MasaichiYaguchi

残穢 住んではいけない部屋のMasaichiYaguchiのレビュー・感想・評価

3.9
「触らぬ神に祟りなし」とか、「君子は危うきに近寄らず」という言葉があるが、人は恐いもの見たさの衝動を抑えられないし、更にはそれが危ういものだと知らず近寄ってしまう。
小野不由美さんの山本周五郎賞受賞の小説を映画化した本作には、そういった人間の性や業が渦巻き、真綿で首を絞めるように我々観客を恐怖の世界に導いていく。

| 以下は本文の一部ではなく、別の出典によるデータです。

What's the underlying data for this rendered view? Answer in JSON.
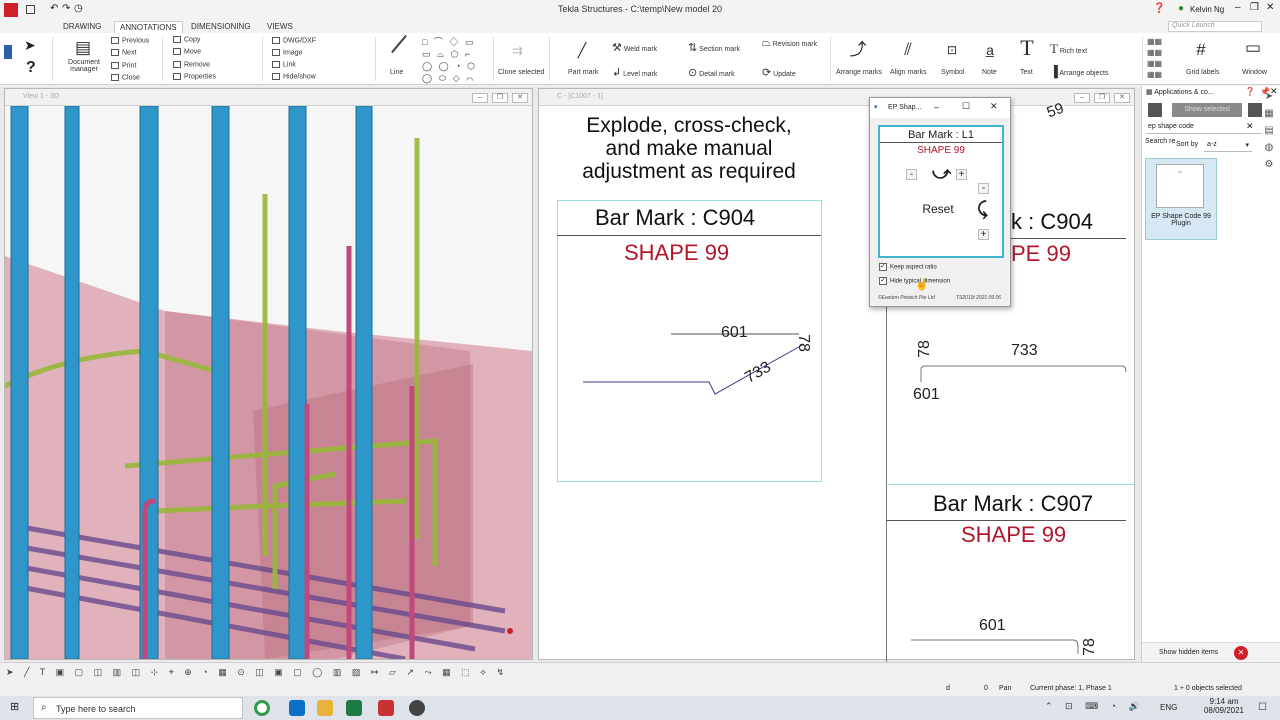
{
  "app": {
    "title": "Tekla Structures - C:\\temp\\New model 20",
    "user": "Kelvin Ng",
    "quick_launch_placeholder": "Quick Launch"
  },
  "ribbon": {
    "tabs": [
      {
        "label": "DRAWING"
      },
      {
        "label": "ANNOTATIONS"
      },
      {
        "label": "DIMENSIONING"
      },
      {
        "label": "VIEWS"
      }
    ],
    "doc_manager": "Document manager",
    "nav": [
      "Previous",
      "Next",
      "Print",
      "Close"
    ],
    "edit": [
      "Copy",
      "Move",
      "Remove",
      "Properties"
    ],
    "insert": [
      "DWG/DXF",
      "Image",
      "Link",
      "Hide/show"
    ],
    "line": "Line",
    "clone": "Clone selected",
    "part_mark": "Part mark",
    "weld_mark": "Weld mark",
    "level_mark": "Level mark",
    "section_mark": "Section mark",
    "detail_mark": "Detail mark",
    "revision_mark": "Revision mark",
    "update": "Update",
    "arrange_marks": "Arrange marks",
    "align_marks": "Align marks",
    "symbol": "Symbol",
    "note": "Note",
    "text": "Text",
    "rich_text": "Rich text",
    "arrange_objects": "Arrange objects",
    "grid_labels": "Grid labels",
    "window": "Window"
  },
  "view3d": {
    "title": "View 1 - 3D"
  },
  "drawing": {
    "title": "C - [C1007 - 1]",
    "instruction": [
      "Explode, cross-check,",
      "and make manual",
      "adjustment as required"
    ],
    "box1": {
      "bar_mark": "Bar Mark : C904",
      "shape": "SHAPE 99",
      "dim1": "601",
      "dim2": "733",
      "dim3": "78"
    },
    "box2": {
      "bar_mark": "k : C904",
      "shape": "PE 99",
      "dim1": "78",
      "dim2": "733",
      "dim3": "601",
      "top": "59"
    },
    "box3": {
      "bar_mark": "Bar Mark : C907",
      "shape": "SHAPE 99",
      "dim1": "601",
      "dim2": "78"
    }
  },
  "dialog": {
    "title": "EP Shap...",
    "bar_mark": "Bar Mark : L1",
    "shape": "SHAPE 99",
    "minus": "-",
    "plus": "+",
    "reset": "Reset",
    "keep_aspect": "Keep aspect ratio",
    "hide_typical": "Hide typical dimension",
    "footer_left": "©Eastern Pretech Pte Ltd",
    "footer_right": "TS2019i 2021.09.06"
  },
  "apps": {
    "title": "Applications & co...",
    "show_selected": "Show selected",
    "search_value": "ep shape code",
    "search_result": "Search re",
    "sort_label": "Sort by",
    "sort_value": "a-z",
    "plugin_name": "EP Shape Code 99 Plugin",
    "show_hidden": "Show hidden items"
  },
  "status": {
    "d": "d",
    "zero": "0",
    "pan": "Pan",
    "phase": "Current phase: 1, Phase 1",
    "selected": "1 + 0 objects selected"
  },
  "taskbar": {
    "search_placeholder": "Type here to search",
    "lang": "ENG",
    "time": "9:14 am",
    "date": "08/09/2021"
  },
  "colors": {
    "accent": "#3fb4cc",
    "shape_red": "#b3162a",
    "rebar_blue": "#2e96c8",
    "rebar_green": "#98b83a",
    "rebar_pink": "#c0487a",
    "concrete": "#d99aa8"
  }
}
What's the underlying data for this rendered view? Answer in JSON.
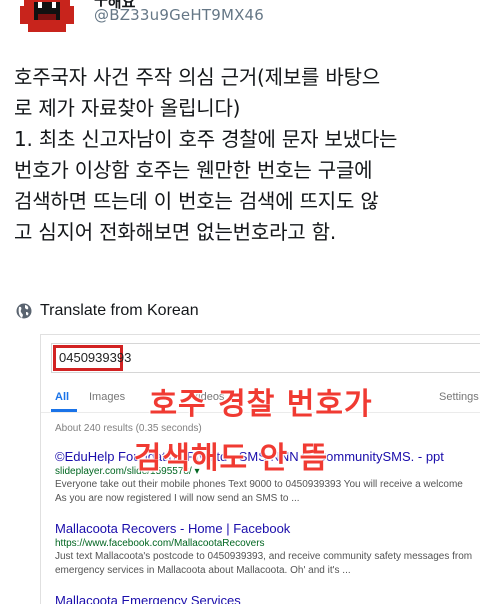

ハリウッドを中心とした洋画のホラーやスリラー物と本作が一線を画すのは、古来より連綿と続く日本の怪談にある情念の世界を描き、メンタリティに訴えるところ。
映画は、小説家である「私」のもとに届いた一通の手紙を切っ掛けに、差出人である女子大生の「久保さん」の部屋で起こった怪異現象を調べていく過程で、周囲を巻き込みながら恐怖の実態が発露され、それが拡大していく。
この作品の特色は、この二人が怪異現象の発端を探るうちに、恰も源流を遡るように何世代にも亘るおぞましい過去が紐解かれていくところにある。
紐解かれた幾つもの過去にあるのは、血縁や地縁に基づく呪いの伝播。
こういうジメジメと陰湿で人にピタッと寄り添うような恐さが如何にも日本的だと思う。
中村義洋監督は、洋画のように恐怖の実体をはっきりと表現せず、敢えて捉えどころのないものとすることで恐怖を倍増させている。
本作の完成披露試写会の舞台挨拶で竹内結子さんが「怖い映画が苦手な方、そうでない方がいらっしゃると思いますが、そうでない方、観終わって大丈夫だったと油断しないでください!」と話されているが、こんなものかと高を括っていると、本作の恐さは後からやって来る。
終盤で怒涛の如く繰り広げられる恐怖の連鎖と拡散、そして最後の最後に観客に向けて静かに放たれる時限爆弾のような仕掛けが黒い靄のように心に残る。